Moments Gone and Yet Present
Aliza Auerbach
Decades of work as a photographer, and my personal experience of dealing with both being a child and being a mother, have led to many thousands of pictures.
Face to face with the moments that I was able to caapture on paper, are the moments, which remain as pictures only in my head and haunt me. Their presence is my memory. Here are three such moments:
China
I dont speak Chinese and yet I plan to take photographs in several institutions around the country. This means that I need the official help of the Association of Chinese Photographers. So at each place I visit, a team consisting at least of an interpreter, a tourist guide, a chauffeur and policeman sometimes a policewoman awaits me. Of course, I would prefer to wander about on my own, or, at most, in the company of a person I feel comfortable with. But here the decision concerning my entourage is in the hands of the authorities.
We have reached Guilin a beautiful landscape. Peculiar humps the hills on both sides of the river Li. The Guilin team discusses the schedule with me. We set out early in the morning. I take photographs in a factory. Mothers with children in many rooms, working. Some embroider, some weave, others decorate giant chinese vases. We leave the gloomy building; outside, a bright day awaits us. The sun shines pleasantly and a light wind stirs the branches of the trees. We approach our car. But there, behind a low wall surrounding the gloomy building, is a frail woman, thin, in rags. She holds out a hand to us, begging, the other hand rests on the shoulder of her child, who must be about eight years. Her eyes are half-closed, her pupils move aimlessly from one side to the other. She is blind.
While I rummage around in my bag for some coins, I try with the camera before my eyes to find a favourable angle. A hand appears before the lens; I am roughly pushed into the car, the door is slammed shut and the driver takes off at speed.
"It is forbidden to give her charity. It is forbidden to take photographs of such people. The state takes care of its citizens!" the interpreter shouts at me. She doesnt understand that it is not the relationship between the state and its citizen I wanted to capture, but the bond between this mother and her child. I am angry, because I have experienced oppression, and was prevented from helping this miserable woman. Gone, gone. And I know this picture will always remain with me.
Papua New Guinea
A driver without a shirt.
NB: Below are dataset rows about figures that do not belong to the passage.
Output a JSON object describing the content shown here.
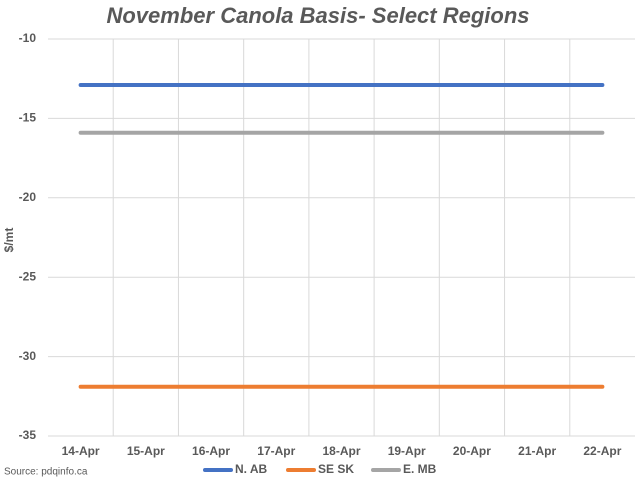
{
  "chart_data": {
    "type": "line",
    "title": "November Canola Basis- Select Regions",
    "y_label": "$/mt",
    "source": "Source: pdqinfo.ca",
    "categories": [
      "14-Apr",
      "15-Apr",
      "16-Apr",
      "17-Apr",
      "18-Apr",
      "19-Apr",
      "20-Apr",
      "21-Apr",
      "22-Apr"
    ],
    "series": [
      {
        "name": "N. AB",
        "color": "#4472c4",
        "values": [
          -12.9,
          -12.9,
          -12.9,
          -12.9,
          -12.9,
          -12.9,
          -12.9,
          -12.9,
          -12.9
        ]
      },
      {
        "name": "SE SK",
        "color": "#ed7d31",
        "values": [
          -31.9,
          -31.9,
          -31.9,
          -31.9,
          -31.9,
          -31.9,
          -31.9,
          -31.9,
          -31.9
        ]
      },
      {
        "name": "E. MB",
        "color": "#a5a5a5",
        "values": [
          -15.9,
          -15.9,
          -15.9,
          -15.9,
          -15.9,
          -15.9,
          -15.9,
          -15.9,
          -15.9
        ]
      }
    ],
    "ylim": [
      -35,
      -10
    ],
    "yticks": [
      -35,
      -30,
      -25,
      -20,
      -15,
      -10
    ],
    "grid": true,
    "legend": "bottom"
  }
}
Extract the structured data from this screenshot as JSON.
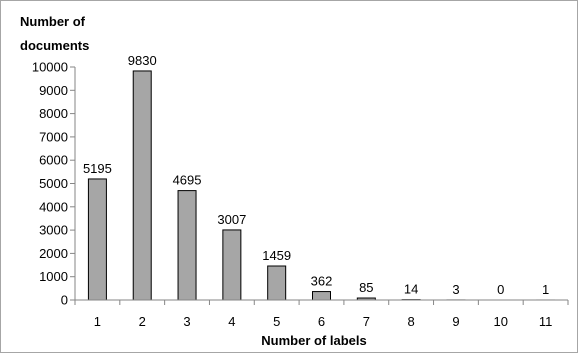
{
  "chart_data": {
    "type": "bar",
    "ylabel_lines": [
      "Number of",
      "documents"
    ],
    "xlabel": "Number of labels",
    "categories": [
      "1",
      "2",
      "3",
      "4",
      "5",
      "6",
      "7",
      "8",
      "9",
      "10",
      "11"
    ],
    "values": [
      5195,
      9830,
      4695,
      3007,
      1459,
      362,
      85,
      14,
      3,
      0,
      1
    ],
    "data_labels": [
      "5195",
      "9830",
      "4695",
      "3007",
      "1459",
      "362",
      "85",
      "14",
      "3",
      "0",
      "1"
    ],
    "ylim": [
      0,
      10000
    ],
    "yticks": [
      0,
      1000,
      2000,
      3000,
      4000,
      5000,
      6000,
      7000,
      8000,
      9000,
      10000
    ],
    "grid": false,
    "legend": "none",
    "bar_color": "#a6a6a6",
    "bar_border_color": "#000000"
  }
}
A crown of ferns and flowers perched on the tiny curls of his head. He waits for me in the evening at the airport to take me to a small hotel.
During my many trips abroad I have learned to go to the market, if you really want to get to know a place and its people. The next day is a market day. A colourful, not very big market with all kinds of fruit and vegetables, but also musical instruments and objects for rituals and ceremonies. Most of the vendors are women, their children jumping and running around them. I wander about, am curious and touch everything that interests me. Suddenly, behind me, the loud sound of a slap, accompanied by a piercing yell. I quickly turn around and catch a glimpse of a screaming child, being dragged away forcibly by his mother who continues to beat him. Automatically, I lift the camera to my eye. But I dont take a picture. I cant. Gone and yet present.
In New Guinea Ive felt that in the relationship between mothers and their children, there are quite a number of moments of anger, dispute, screaming and sometimes real hate and violence. I had made a decision at the beginning of my work not to photograph such moments. The truth is that even if I had wanted to, it would have been difficult for me to capture these incidents. They are intimate moments, embarrassing to the eye of a stranger, and daunting to the exposing camera.
Austria
Visiting a friend in Vienna in an elegant neighbourhood in the centre of the city, I open an inconspicuous gate and see a beautifully-tended square with a lawn, flowers and trees. There are paths leading to the elegant houses surrounding the square. Suddenly a scream cuts through the silence, ebbing away to a long sobbing moan. I look around, the quiet house fronts betray nothing. Later, in my friends flat, we are in the middle of a conversation, when I again hear the scream. This time its very near, behind the wall.
"My neighbour. Shes rather old, and mentally disturbed," explains my friend. "Sometimes, when she begins to scream and cry in her confusion, music can calm her down. Particularly Schubert. Her daughter lives with her and looks after her, but she has to go to work and when her mother is alone at home with her misery, I play music for her." He goes to the stereo and puts on Der Tod und das Mädchen at full volume. The crying becomes fainter, and eventually ceases.
I take up my bag with my camera, wanting to capture all this. I go to the door and dont know how to preserve it. But I wont be able to take photographs there. Gone. Yet always present.
Photographs which are long gone yet always present present as the negatives of my memory. Captured as experiences, experienced as a gift.